The years suddenly seemed to fall away, and I saw the way Anakreon had aged as though for the first time. I saw, like a phantom, the man who had rescued me from that mob in Hellas. Laughing, confident. And then I saw him as he was now, older, more wary. I must have frowned, because Anakreon suddenly turned away and began sliding the coins onto his palm and then into the box.

"When will you leave?" he asked, his voice very calm. He was looking up at me through lowered brows, a spark of something I mistrusted in his eye.

"Whenever the troop leaves!" I snapped. "Do you think a contract means less to me than to you? I have my honor, too, you know!"

"Honor among thieves, eh?" Anakreon suggested.

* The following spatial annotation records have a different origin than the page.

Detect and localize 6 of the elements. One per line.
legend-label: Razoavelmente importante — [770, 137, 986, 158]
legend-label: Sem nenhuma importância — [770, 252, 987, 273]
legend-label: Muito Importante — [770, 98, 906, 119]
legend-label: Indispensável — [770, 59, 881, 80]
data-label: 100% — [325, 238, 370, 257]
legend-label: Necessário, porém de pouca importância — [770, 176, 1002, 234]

"If you wish," I said. "And if I said I was going to leave, you'd let me go, then knock me silly with a club, truss me like a chicken, and send me under guard to Blogg."

Now Anakreon was really grinning. "You know me very well, Oristides," he said. "I think you're the only one who does."

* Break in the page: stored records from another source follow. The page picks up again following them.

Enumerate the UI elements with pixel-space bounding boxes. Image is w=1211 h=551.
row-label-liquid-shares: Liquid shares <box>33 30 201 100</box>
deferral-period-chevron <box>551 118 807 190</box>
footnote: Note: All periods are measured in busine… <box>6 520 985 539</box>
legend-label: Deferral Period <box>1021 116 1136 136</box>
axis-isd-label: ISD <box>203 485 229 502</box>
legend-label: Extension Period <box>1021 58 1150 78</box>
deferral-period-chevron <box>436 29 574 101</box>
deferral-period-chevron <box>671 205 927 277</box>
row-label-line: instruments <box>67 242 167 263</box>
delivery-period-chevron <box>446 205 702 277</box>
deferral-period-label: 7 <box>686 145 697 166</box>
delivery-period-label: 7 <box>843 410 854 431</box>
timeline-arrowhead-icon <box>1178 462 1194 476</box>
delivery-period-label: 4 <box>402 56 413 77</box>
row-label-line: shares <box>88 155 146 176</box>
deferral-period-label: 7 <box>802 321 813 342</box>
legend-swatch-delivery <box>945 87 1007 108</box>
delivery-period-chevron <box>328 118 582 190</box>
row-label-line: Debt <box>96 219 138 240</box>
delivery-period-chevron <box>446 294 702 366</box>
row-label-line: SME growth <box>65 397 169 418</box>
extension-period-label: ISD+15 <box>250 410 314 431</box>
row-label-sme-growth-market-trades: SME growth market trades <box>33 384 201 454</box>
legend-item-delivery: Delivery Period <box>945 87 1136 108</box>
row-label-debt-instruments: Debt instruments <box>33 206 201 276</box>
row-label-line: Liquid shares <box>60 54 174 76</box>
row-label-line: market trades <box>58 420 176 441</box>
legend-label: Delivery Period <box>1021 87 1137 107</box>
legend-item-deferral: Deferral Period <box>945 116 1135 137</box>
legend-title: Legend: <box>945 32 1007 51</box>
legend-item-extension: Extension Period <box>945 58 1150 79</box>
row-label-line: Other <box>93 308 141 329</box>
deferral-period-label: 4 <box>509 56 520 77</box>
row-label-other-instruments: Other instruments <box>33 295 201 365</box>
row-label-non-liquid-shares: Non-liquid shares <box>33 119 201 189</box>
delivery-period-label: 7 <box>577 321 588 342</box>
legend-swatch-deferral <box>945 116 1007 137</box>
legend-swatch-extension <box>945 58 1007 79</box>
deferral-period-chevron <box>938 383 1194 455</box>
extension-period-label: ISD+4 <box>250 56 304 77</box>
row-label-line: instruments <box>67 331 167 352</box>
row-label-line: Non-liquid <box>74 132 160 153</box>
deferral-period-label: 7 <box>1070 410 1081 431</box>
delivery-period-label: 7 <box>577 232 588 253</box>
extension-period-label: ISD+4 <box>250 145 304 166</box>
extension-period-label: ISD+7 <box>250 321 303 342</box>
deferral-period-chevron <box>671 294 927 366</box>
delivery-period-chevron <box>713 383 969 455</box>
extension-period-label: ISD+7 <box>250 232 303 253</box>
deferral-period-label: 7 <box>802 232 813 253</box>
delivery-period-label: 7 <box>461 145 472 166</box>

"I should think so," I snorted, watching the money clatter into the box. "And what about the rest of our pay?"

"We have a contract," Anakreon said. "It was signed and witnessed by the foremost citizens of Eslu. We could make things hot for Esrik if we took it to Canulf and Inga in Hirstad."

"And we have two hundred and fifty trained troops," I added. "And a Master Swordsman, as well."

"I was forgetting the Swordsman," Anakreon said. "I'll ask him to go to Esrik with a message. That should do it. He won't want to anger the Guild of Swordsmen‑‑and have you ever caught the rough edge of Mourner's tongue? You can go with him."

"Not I," I said. "Quinquius should go. He's a patrician and he can outface them. Only a Roman's arrogance will do. I'd just muddle things. I'll get the troop together. Garius, hey? Isn't there somewhere else we can go?"

But I was only joking. The thing had been faced and decided, and complaining would accomplish nothing.